Martha Sanchez, a local leader with the advocacy group La Unión del Pueblo Entero, has a different approach: bingo games, popular in colonias, accompanied by a census sales pitch and census-themed bingo cards. “One of the cards is like, ‘This information has to be on the president’s desk,’” Ms. Sanchez said, “‘and the good thing is that our president doesn’t like to read, so do not fear the questionnaire.’”
Hidalgo County’s ambitious efforts are paralleled elsewhere in Texas — and in other states where governments are not ponying up money.

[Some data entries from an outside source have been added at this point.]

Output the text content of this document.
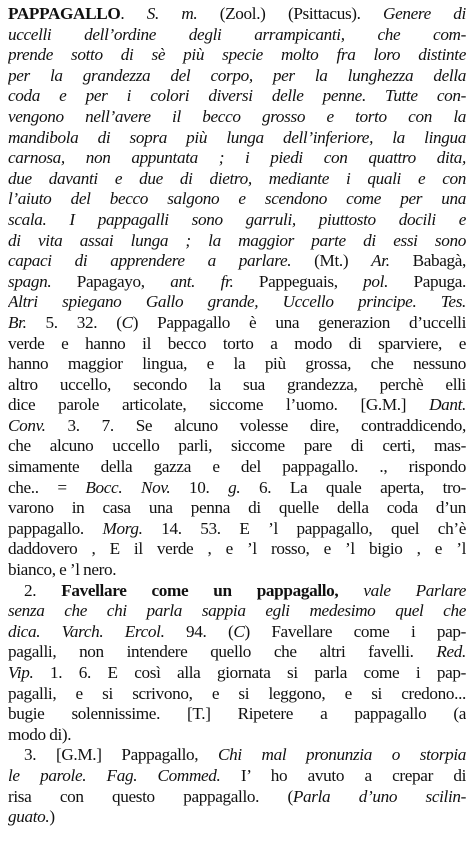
PAPPAGALLO. S. m. (Zool.) (Psittacus). Genere di
uccelli dell’ordine degli arrampicanti, che com-
prende sotto di sè più specie molto fra loro distinte
per la grandezza del corpo, per la lunghezza della
coda e per i colori diversi delle penne. Tutte con-
vengono nell’avere il becco grosso e torto con la
mandibola di sopra più lunga dell’inferiore, la lingua
carnosa, non appuntata ; i piedi con quattro dita,
due davanti e due di dietro, mediante i quali e con
l’aiuto del becco salgono e scendono come per una
scala. I pappagalli sono garruli, piuttosto docili e
di vita assai lunga ; la maggior parte di essi sono
capaci di apprendere a parlare. (Mt.) Ar. Babagà,
spagn. Papagayo, ant. fr. Pappeguais, pol. Papuga.
Altri spiegano Gallo grande, Uccello principe. Tes.
Br. 5. 32. (C) Pappagallo è una generazion d’uccelli
verde e hanno il becco torto a modo di sparviere, e
hanno maggior lingua, e la più grossa, che nessuno
altro uccello, secondo la sua grandezza, perchè elli
dice parole articolate, siccome l’uomo. [G.M.] Dant.
Conv. 3. 7. Se alcuno volesse dire, contraddicendo,
che alcuno uccello parli, siccome pare di certi, mas-
simamente della gazza e del pappagallo. ., rispondo
che.. = Bocc. Nov. 10. g. 6. La quale aperta, tro-
varono in casa una penna di quelle della coda d’un
pappagallo. Morg. 14. 53. E ’l pappagallo, quel ch’è
daddovero , E il verde , e ’l rosso, e ’l bigio , e ’l
bianco, e ’l nero.
2. Favellare come un pappagallo, vale Parlare
senza che chi parla sappia egli medesimo quel che
dica. Varch. Ercol. 94. (C) Favellare come i pap-
pagalli, non intendere quello che altri favelli. Red.
Vip. 1. 6. E così alla giornata si parla come i pap-
pagalli, e si scrivono, e si leggono, e si credono...
bugie solennissime. [T.] Ripetere a pappagallo (a
modo di).
3. [G.M.] Pappagallo, Chi mal pronunzia o storpia
le parole. Fag. Commed. I’ ho avuto a crepar di
risa con questo pappagallo. (Parla d’uno scilin-
guato.)
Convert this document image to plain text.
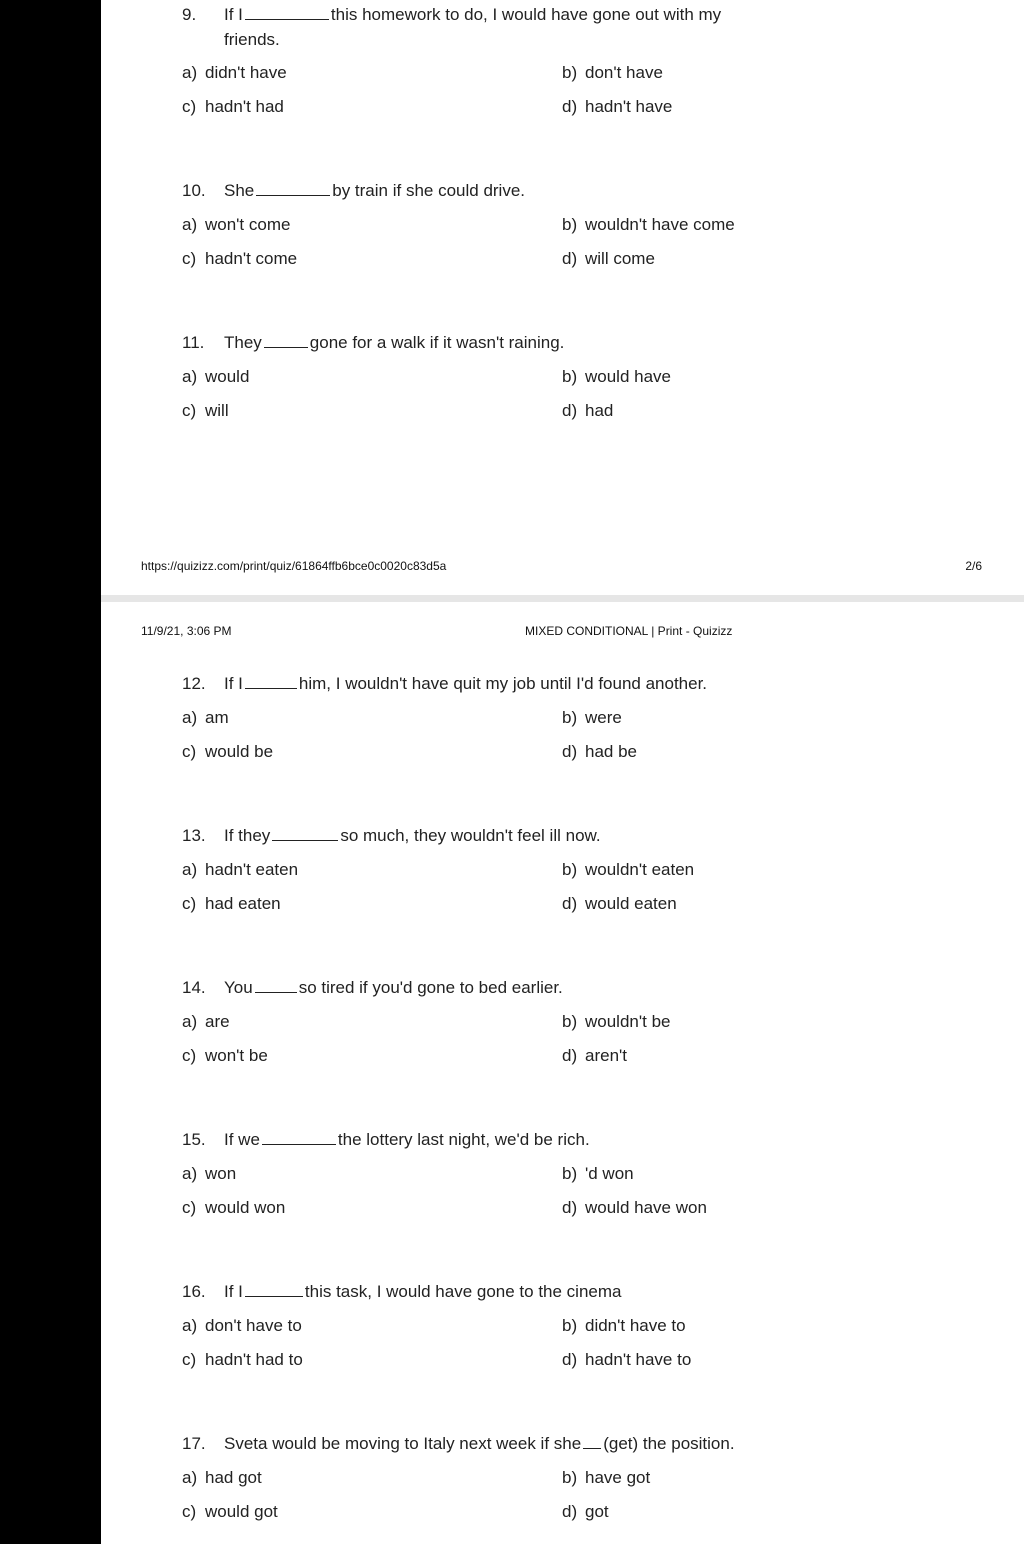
9. If I	this homework to do, I would have gone out with my
friends.
a) didn't have	b) don't have
c) hadn't had	d) hadn't have
10. She	by train if she could drive.
a) won't come	b) wouldn't have come
c) hadn't come	d) will come
11. They	gone for a walk if it wasn't raining.
a) would	b) would have
c) will	d) had
https://quizizz.com/print/quiz/61864ffb6bce0c0020c83d5a	2/6
11/9/21, 3:06 PM	MIXED CONDITIONAL | Print - Quizizz
12. If I	him, I wouldn't have quit my job until I'd found another.
a) am	b) were
c) would be	d) had be
13. If they	so much, they wouldn't feel ill now.
a) hadn't eaten	b) wouldn't eaten
c) had eaten	d) would eaten
14. You	so tired if you'd gone to bed earlier.
a) are	b) wouldn't be
c) won't be	d) aren't
15. If we	the lottery last night, we'd be rich.
a) won	b) 'd won
c) would won	d) would have won
16. If I	this task, I would have gone to the cinema
a) don't have to	b) didn't have to
c) hadn't had to	d) hadn't have to
17. Sveta would be moving to Italy next week if she (get) the position.
a) had got	b) have got
c) would got	d) got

What’s not clear is whether even ambitious efforts can produce an accurate count.
The Bauman Foundation, a Washington philanthropy focused on democracy issues, has marshaled some 90 donors and hundreds of organizations to promote the census in cash-starved states. The foundation could raise $80 million nationally — and still fall short.
“There are so many gaps,” said Gary Bass, its managing director. When the census ends, he said, “I can imagine our funder community coming to me and saying, ‘Oh my god, we did something unprecedented. And it came out worse.’”
Michael Wines reported from Edinburg, Texas, and Dallas. Jose A. Del Real reported from Los Angeles.